Friday, March 18, 2011

Primitive Dispersion Tools Are The Best

On Tuesday, I was wondering what amount of dispersion could be expected from a plume of radioactive material crossing the Pacific from Japan, so I did a quick ISCST3 run.

ISCST3 is a comparatively-simple, formerly-popular EPA air quality dispersion model that has since been superseded by more sophisticated models, but I chose to use it because of simplicity.

Results suggested that concentrations would drop by about a factor of 1,000 from a point 10 kilometers downwind to a point 8,300 kilometers downwind, which is about the distance between San Francisco and Tokyo.

It is hard to exaggerate just how primitive a dispersion tool ISCST3 is for these long-distance calculations, but I suspected the calculations might be robust and more-or-less accurate, because long-range dispersion tends to be simple and predictable. It would hardly matter what calculation tool you used. Even back-of-the-envelope calculations might suffice, and ISCST3 used with screening meteorology is just one step more sophisticated than back-of-the-envelope calculations.

In this morning's Sacramento Bee, there is a story that summarizes much more sophisticated calculations about cross-Pacific dispersion:
But as Bandrowski noted, the map does not show radiation levels. Rather, it appears to forecast how emissions from Japan might disperse based on wind across the Pacific Ocean. It indicates that whatever reaches California would be diluted by a factor of 1,000 compared with emissions at the reactor site.
How about that! We are in the same ballpark, more-or-less!

Because sophisticated model simulations take skill and time to set up properly, their results often enter late into public discussions. In a crisis, quick results are the best. Sometimes, they don't even have to be accurate to be useful. As noted in the news story:
Some observers blamed the public confusion on the government's lack of clarity amid the crisis.

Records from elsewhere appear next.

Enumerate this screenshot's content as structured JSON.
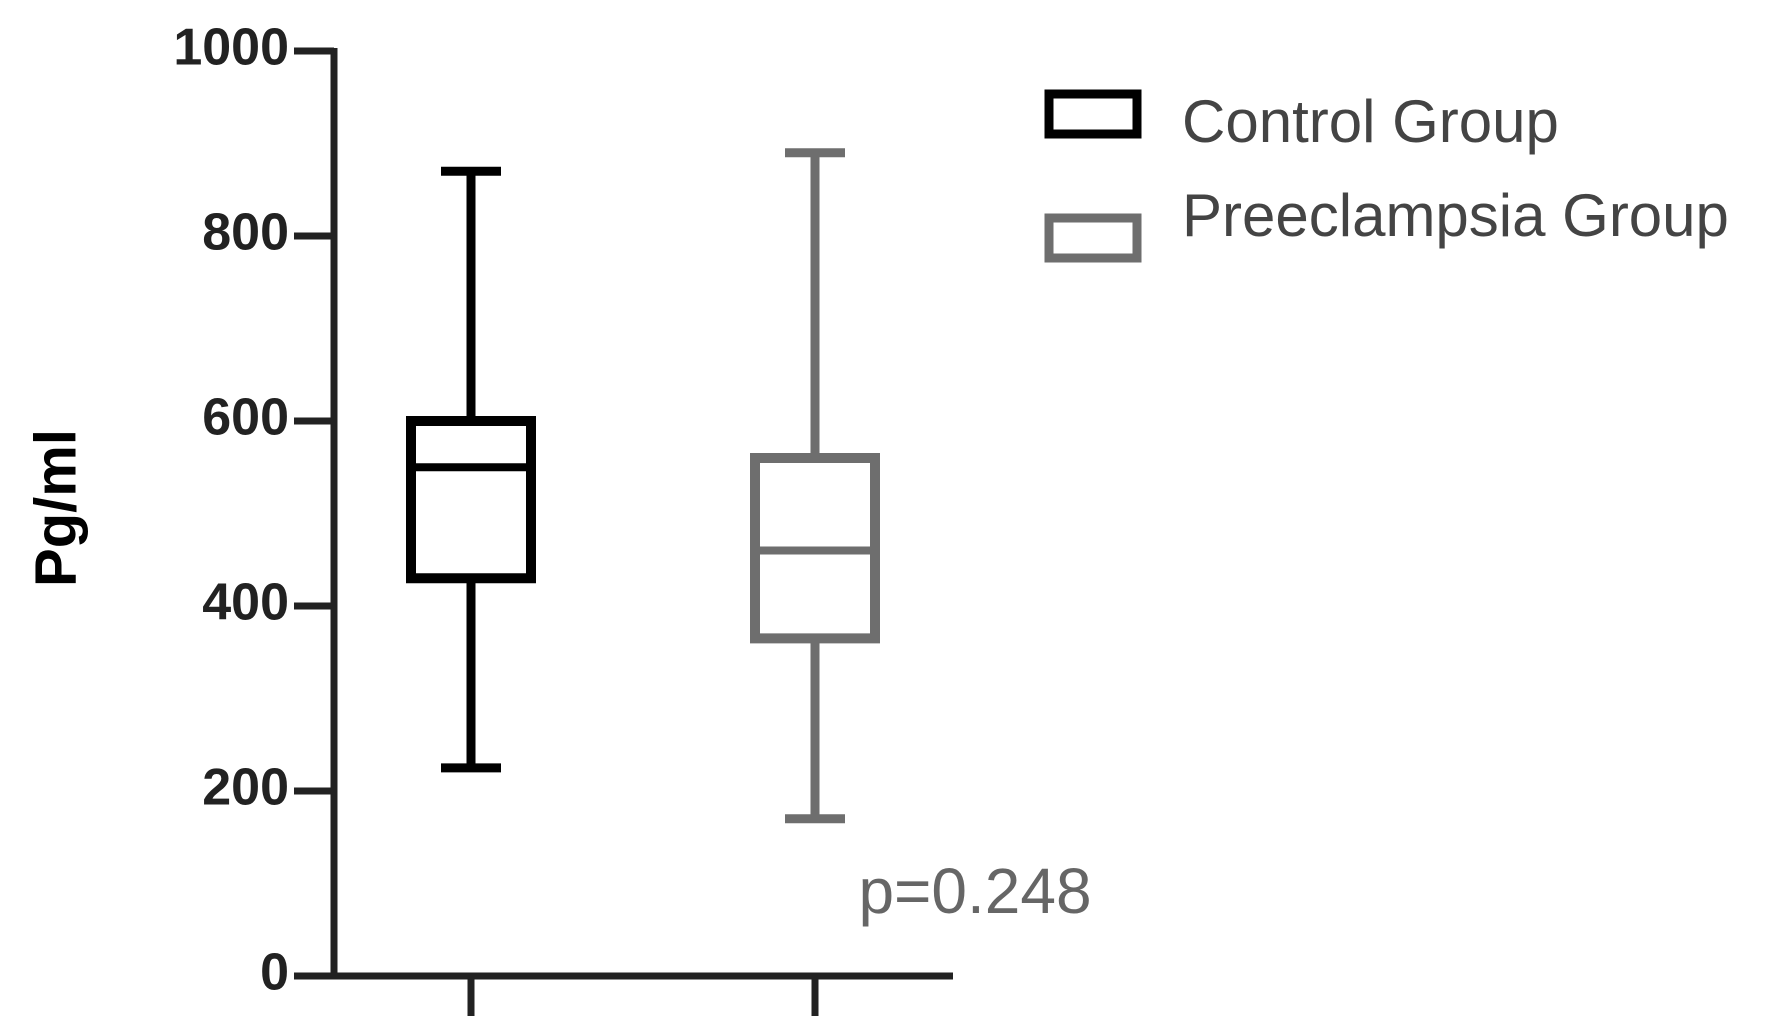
{
  "chart_data": {
    "type": "box",
    "y_label": "Pg/ml",
    "annotation": "p=0.248",
    "categories": [
      null,
      null
    ],
    "series": [
      {
        "name": "Control Group",
        "color": "#000000",
        "min": 225,
        "q1": 430,
        "median": 550,
        "q3": 600,
        "max": 870
      },
      {
        "name": "Preeclampsia Group",
        "color": "#6e6e6e",
        "min": 170,
        "q1": 365,
        "median": 460,
        "q3": 560,
        "max": 890
      }
    ],
    "ylim": [
      0,
      1000
    ],
    "yticks": [
      0,
      200,
      400,
      600,
      800,
      1000
    ],
    "grid": false,
    "legend": "top-right"
  }
}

"Without any information, people are just clueless, and it leads to speculation and fear," said Jim Metropulos, a Sacramento lobbyist for the Sierra Club, which has long pressed for stricter regulation of the nuclear industry.
The generation of American scientists that were active in the years immediately following World War II were well-trained in the art of back-of-the-envelope calculations. They became well-versed in the art of quick calculation, usually out of necessity in the topsy-turvy world of a world at war. The proliferation of cheap and easy computing power in the last generation has been a tremendous boon to science, but it has robbed the current generation of scientists of the skill and confidence that the art of the quick calculation allows. Ever wonder why scientists and government officials today seem to speak with less confidence than they did in the 1950's? We know more today, but without that quick facility with numbers, we act with less confidence!